This Friday, the theme of the weekly photo sharing event on Twitter is ‘rooftops’. Normally I don’t get the chance to take photos of rooftops, as getting to the top of the nearest man-made structure such as an iron tower in Paris, or a big wheel in London doesn’t really appeal to me. That is not to say that there haven’t been occasions that I have been tempted to get up above the rooftops and others the natural terrain gave me a view of rooftops that appealed to my eye, leading me to to record the view for posterity. When I searched my photo collection I found numerous examples of rooftops. Here are a few of those photos, along with the reason I was looking out over rooftops.
Starting close to home in North Wales; I captured this while walking around Conwy town walls. I was exploring and trying to see how much of the walls remain open to walkers. As it turns out, most of the walls are accessible. This seagull against a backdrop of Conwy Castle caught my eye.
Next up, is a view over Manchester Museum towards Salford. I was working on a construction site at the time that was using two tower cranes. After spending the first half of my career underground in the coal mines, I know found myself having the need to climb all sorts of temporary scaffolding structures in the course of my inspections and at first was petrified. I found the solution to my fear was to expose myself to more and more work at height in order to desensitise myself. Climbing tower cranes on a day when an East wind is blowing in from the Pennines, blasting your hands with icy rain, while making the top of the crane sway like the mast of a sailing ship showed me where the term ‘white knuckles’ comes from. The weather the day this was taken was pleasant enough though.

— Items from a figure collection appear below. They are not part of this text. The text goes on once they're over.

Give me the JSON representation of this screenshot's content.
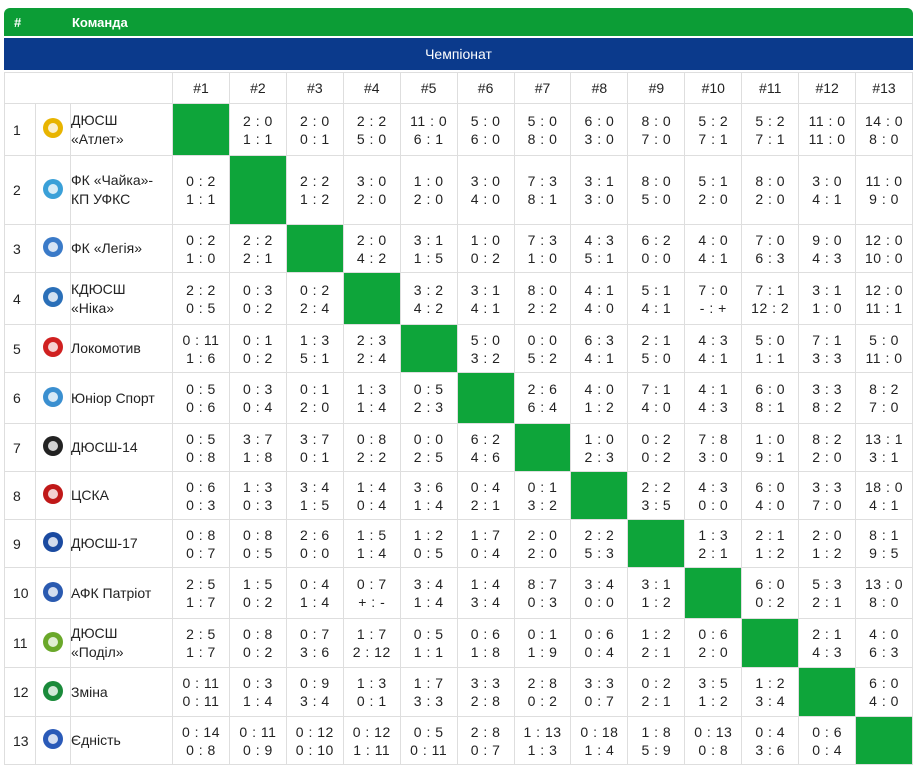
{
  "header": {
    "number_label": "#",
    "team_label": "Команда",
    "competition": "Чемпіонат"
  },
  "columns": [
    "#1",
    "#2",
    "#3",
    "#4",
    "#5",
    "#6",
    "#7",
    "#8",
    "#9",
    "#10",
    "#11",
    "#12",
    "#13"
  ],
  "rows": [
    {
      "number": 1,
      "team": "ДЮСШ «Атлет»",
      "results": [
        null,
        [
          "2 : 0",
          "1 : 1"
        ],
        [
          "2 : 0",
          "0 : 1"
        ],
        [
          "2 : 2",
          "5 : 0"
        ],
        [
          "11 : 0",
          "6 : 1"
        ],
        [
          "5 : 0",
          "6 : 0"
        ],
        [
          "5 : 0",
          "8 : 0"
        ],
        [
          "6 : 0",
          "3 : 0"
        ],
        [
          "8 : 0",
          "7 : 0"
        ],
        [
          "5 : 2",
          "7 : 1"
        ],
        [
          "5 : 2",
          "7 : 1"
        ],
        [
          "11 : 0",
          "11 : 0"
        ],
        [
          "14 : 0",
          "8 : 0"
        ]
      ]
    },
    {
      "number": 2,
      "team": "ФК «Чайка»-КП УФКС",
      "results": [
        [
          "0 : 2",
          "1 : 1"
        ],
        null,
        [
          "2 : 2",
          "1 : 2"
        ],
        [
          "3 : 0",
          "2 : 0"
        ],
        [
          "1 : 0",
          "2 : 0"
        ],
        [
          "3 : 0",
          "4 : 0"
        ],
        [
          "7 : 3",
          "8 : 1"
        ],
        [
          "3 : 1",
          "3 : 0"
        ],
        [
          "8 : 0",
          "5 : 0"
        ],
        [
          "5 : 1",
          "2 : 0"
        ],
        [
          "8 : 0",
          "2 : 0"
        ],
        [
          "3 : 0",
          "4 : 1"
        ],
        [
          "11 : 0",
          "9 : 0"
        ]
      ]
    },
    {
      "number": 3,
      "team": "ФК «Легія»",
      "results": [
        [
          "0 : 2",
          "1 : 0"
        ],
        [
          "2 : 2",
          "2 : 1"
        ],
        null,
        [
          "2 : 0",
          "4 : 2"
        ],
        [
          "3 : 1",
          "1 : 5"
        ],
        [
          "1 : 0",
          "0 : 2"
        ],
        [
          "7 : 3",
          "1 : 0"
        ],
        [
          "4 : 3",
          "5 : 1"
        ],
        [
          "6 : 2",
          "0 : 0"
        ],
        [
          "4 : 0",
          "4 : 1"
        ],
        [
          "7 : 0",
          "6 : 3"
        ],
        [
          "9 : 0",
          "4 : 3"
        ],
        [
          "12 : 0",
          "10 : 0"
        ]
      ]
    },
    {
      "number": 4,
      "team": "КДЮСШ «Ніка»",
      "results": [
        [
          "2 : 2",
          "0 : 5"
        ],
        [
          "0 : 3",
          "0 : 2"
        ],
        [
          "0 : 2",
          "2 : 4"
        ],
        null,
        [
          "3 : 2",
          "4 : 2"
        ],
        [
          "3 : 1",
          "4 : 1"
        ],
        [
          "8 : 0",
          "2 : 2"
        ],
        [
          "4 : 1",
          "4 : 0"
        ],
        [
          "5 : 1",
          "4 : 1"
        ],
        [
          "7 : 0",
          "- : +"
        ],
        [
          "7 : 1",
          "12 : 2"
        ],
        [
          "3 : 1",
          "1 : 0"
        ],
        [
          "12 : 0",
          "11 : 1"
        ]
      ]
    },
    {
      "number": 5,
      "team": "Локомотив",
      "results": [
        [
          "0 : 11",
          "1 : 6"
        ],
        [
          "0 : 1",
          "0 : 2"
        ],
        [
          "1 : 3",
          "5 : 1"
        ],
        [
          "2 : 3",
          "2 : 4"
        ],
        null,
        [
          "5 : 0",
          "3 : 2"
        ],
        [
          "0 : 0",
          "5 : 2"
        ],
        [
          "6 : 3",
          "4 : 1"
        ],
        [
          "2 : 1",
          "5 : 0"
        ],
        [
          "4 : 3",
          "4 : 1"
        ],
        [
          "5 : 0",
          "1 : 1"
        ],
        [
          "7 : 1",
          "3 : 3"
        ],
        [
          "5 : 0",
          "11 : 0"
        ]
      ]
    },
    {
      "number": 6,
      "team": "Юніор Спорт",
      "results": [
        [
          "0 : 5",
          "0 : 6"
        ],
        [
          "0 : 3",
          "0 : 4"
        ],
        [
          "0 : 1",
          "2 : 0"
        ],
        [
          "1 : 3",
          "1 : 4"
        ],
        [
          "0 : 5",
          "2 : 3"
        ],
        null,
        [
          "2 : 6",
          "6 : 4"
        ],
        [
          "4 : 0",
          "1 : 2"
        ],
        [
          "7 : 1",
          "4 : 0"
        ],
        [
          "4 : 1",
          "4 : 3"
        ],
        [
          "6 : 0",
          "8 : 1"
        ],
        [
          "3 : 3",
          "8 : 2"
        ],
        [
          "8 : 2",
          "7 : 0"
        ]
      ]
    },
    {
      "number": 7,
      "team": "ДЮСШ-14",
      "results": [
        [
          "0 : 5",
          "0 : 8"
        ],
        [
          "3 : 7",
          "1 : 8"
        ],
        [
          "3 : 7",
          "0 : 1"
        ],
        [
          "0 : 8",
          "2 : 2"
        ],
        [
          "0 : 0",
          "2 : 5"
        ],
        [
          "6 : 2",
          "4 : 6"
        ],
        null,
        [
          "1 : 0",
          "2 : 3"
        ],
        [
          "0 : 2",
          "0 : 2"
        ],
        [
          "7 : 8",
          "3 : 0"
        ],
        [
          "1 : 0",
          "9 : 1"
        ],
        [
          "8 : 2",
          "2 : 0"
        ],
        [
          "13 : 1",
          "3 : 1"
        ]
      ]
    },
    {
      "number": 8,
      "team": "ЦСКА",
      "results": [
        [
          "0 : 6",
          "0 : 3"
        ],
        [
          "1 : 3",
          "0 : 3"
        ],
        [
          "3 : 4",
          "1 : 5"
        ],
        [
          "1 : 4",
          "0 : 4"
        ],
        [
          "3 : 6",
          "1 : 4"
        ],
        [
          "0 : 4",
          "2 : 1"
        ],
        [
          "0 : 1",
          "3 : 2"
        ],
        null,
        [
          "2 : 2",
          "3 : 5"
        ],
        [
          "4 : 3",
          "0 : 0"
        ],
        [
          "6 : 0",
          "4 : 0"
        ],
        [
          "3 : 3",
          "7 : 0"
        ],
        [
          "18 : 0",
          "4 : 1"
        ]
      ]
    },
    {
      "number": 9,
      "team": "ДЮСШ-17",
      "results": [
        [
          "0 : 8",
          "0 : 7"
        ],
        [
          "0 : 8",
          "0 : 5"
        ],
        [
          "2 : 6",
          "0 : 0"
        ],
        [
          "1 : 5",
          "1 : 4"
        ],
        [
          "1 : 2",
          "0 : 5"
        ],
        [
          "1 : 7",
          "0 : 4"
        ],
        [
          "2 : 0",
          "2 : 0"
        ],
        [
          "2 : 2",
          "5 : 3"
        ],
        null,
        [
          "1 : 3",
          "2 : 1"
        ],
        [
          "2 : 1",
          "1 : 2"
        ],
        [
          "2 : 0",
          "1 : 2"
        ],
        [
          "8 : 1",
          "9 : 5"
        ]
      ]
    },
    {
      "number": 10,
      "team": "АФК Патріот",
      "results": [
        [
          "2 : 5",
          "1 : 7"
        ],
        [
          "1 : 5",
          "0 : 2"
        ],
        [
          "0 : 4",
          "1 : 4"
        ],
        [
          "0 : 7",
          "+ : -"
        ],
        [
          "3 : 4",
          "1 : 4"
        ],
        [
          "1 : 4",
          "3 : 4"
        ],
        [
          "8 : 7",
          "0 : 3"
        ],
        [
          "3 : 4",
          "0 : 0"
        ],
        [
          "3 : 1",
          "1 : 2"
        ],
        null,
        [
          "6 : 0",
          "0 : 2"
        ],
        [
          "5 : 3",
          "2 : 1"
        ],
        [
          "13 : 0",
          "8 : 0"
        ]
      ]
    },
    {
      "number": 11,
      "team": "ДЮСШ «Поділ»",
      "results": [
        [
          "2 : 5",
          "1 : 7"
        ],
        [
          "0 : 8",
          "0 : 2"
        ],
        [
          "0 : 7",
          "3 : 6"
        ],
        [
          "1 : 7",
          "2 : 12"
        ],
        [
          "0 : 5",
          "1 : 1"
        ],
        [
          "0 : 6",
          "1 : 8"
        ],
        [
          "0 : 1",
          "1 : 9"
        ],
        [
          "0 : 6",
          "0 : 4"
        ],
        [
          "1 : 2",
          "2 : 1"
        ],
        [
          "0 : 6",
          "2 : 0"
        ],
        null,
        [
          "2 : 1",
          "4 : 3"
        ],
        [
          "4 : 0",
          "6 : 3"
        ]
      ]
    },
    {
      "number": 12,
      "team": "Зміна",
      "results": [
        [
          "0 : 11",
          "0 : 11"
        ],
        [
          "0 : 3",
          "1 : 4"
        ],
        [
          "0 : 9",
          "3 : 4"
        ],
        [
          "1 : 3",
          "0 : 1"
        ],
        [
          "1 : 7",
          "3 : 3"
        ],
        [
          "3 : 3",
          "2 : 8"
        ],
        [
          "2 : 8",
          "0 : 2"
        ],
        [
          "3 : 3",
          "0 : 7"
        ],
        [
          "0 : 2",
          "2 : 1"
        ],
        [
          "3 : 5",
          "1 : 2"
        ],
        [
          "1 : 2",
          "3 : 4"
        ],
        null,
        [
          "6 : 0",
          "4 : 0"
        ]
      ]
    },
    {
      "number": 13,
      "team": "Єдність",
      "results": [
        [
          "0 : 14",
          "0 : 8"
        ],
        [
          "0 : 11",
          "0 : 9"
        ],
        [
          "0 : 12",
          "0 : 10"
        ],
        [
          "0 : 12",
          "1 : 11"
        ],
        [
          "0 : 5",
          "0 : 11"
        ],
        [
          "2 : 8",
          "0 : 7"
        ],
        [
          "1 : 13",
          "1 : 3"
        ],
        [
          "0 : 18",
          "1 : 4"
        ],
        [
          "1 : 8",
          "5 : 9"
        ],
        [
          "0 : 13",
          "0 : 8"
        ],
        [
          "0 : 4",
          "3 : 6"
        ],
        [
          "0 : 6",
          "0 : 4"
        ],
        null
      ]
    }
  ]
}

Overseas now to Italy for a classic rooftop view in Florence, Tuscany. I do have some of Paris but from Butte Montmartre not the Eiffel tower. Sadly the light and pollution that day meant washed out, photos. At Florence, we were staying at a in a tent with a real bed on the campsite overlooking the city. The view from the tent was obscured by olive trees but we did get glimpses of the Duomo etc. This is the view on our walk into town.
The next view is from the Torre Guinigi in Lucca, Italy. When I saw the tower with trees on top I could hardly believe my eyes. I just had to climb to the top to see how this feat was achieved. This is the view when I got there.
Now off to Germany. Munich was heavily bombed in World War Two. When it was rebuilt after the war the problem of what to do with all of the rubble arose. A simple solution was adopted. It was all carted out from the city centre and dumped. The result was a massive man-made hill that is now part of the Olympic Park. This is the view from the top towards the city centre. It also affords some breathtaking views over the Olympic Stadia and the BMW factory and HQ.
The Czech Republic has some beautiful roofline vistas. Prague has some excellent vantage points to see the city of spires the castle, and Vitkov Hill are two of the better ones. But as I can’t fit fifty photos in one post. Instead I’m including a view from UNESCO listed Cesky Krumlow. This one captures some of the beauty of the place, but like all travel you have to visit to truly appreciate it.
Sometimes though you don’t
need to climb anywhere to see some stunning rooftop scenery. Telc in the Czech Republic is another UNESCO listed town. The topography of the area is very flat but the rooftops are clearly majestic.
To finish, I leave you two photos featuring rooftops the way I love to see them; with over a metre of snow stacked up on them. The first photo is of the rooftops of Le Tour at Chamonix from last winter. Incredible!
Then finally one showing Avoriaz in the Portes du Soliel area. The buildings are designed to mirror the mountains that surround the resort.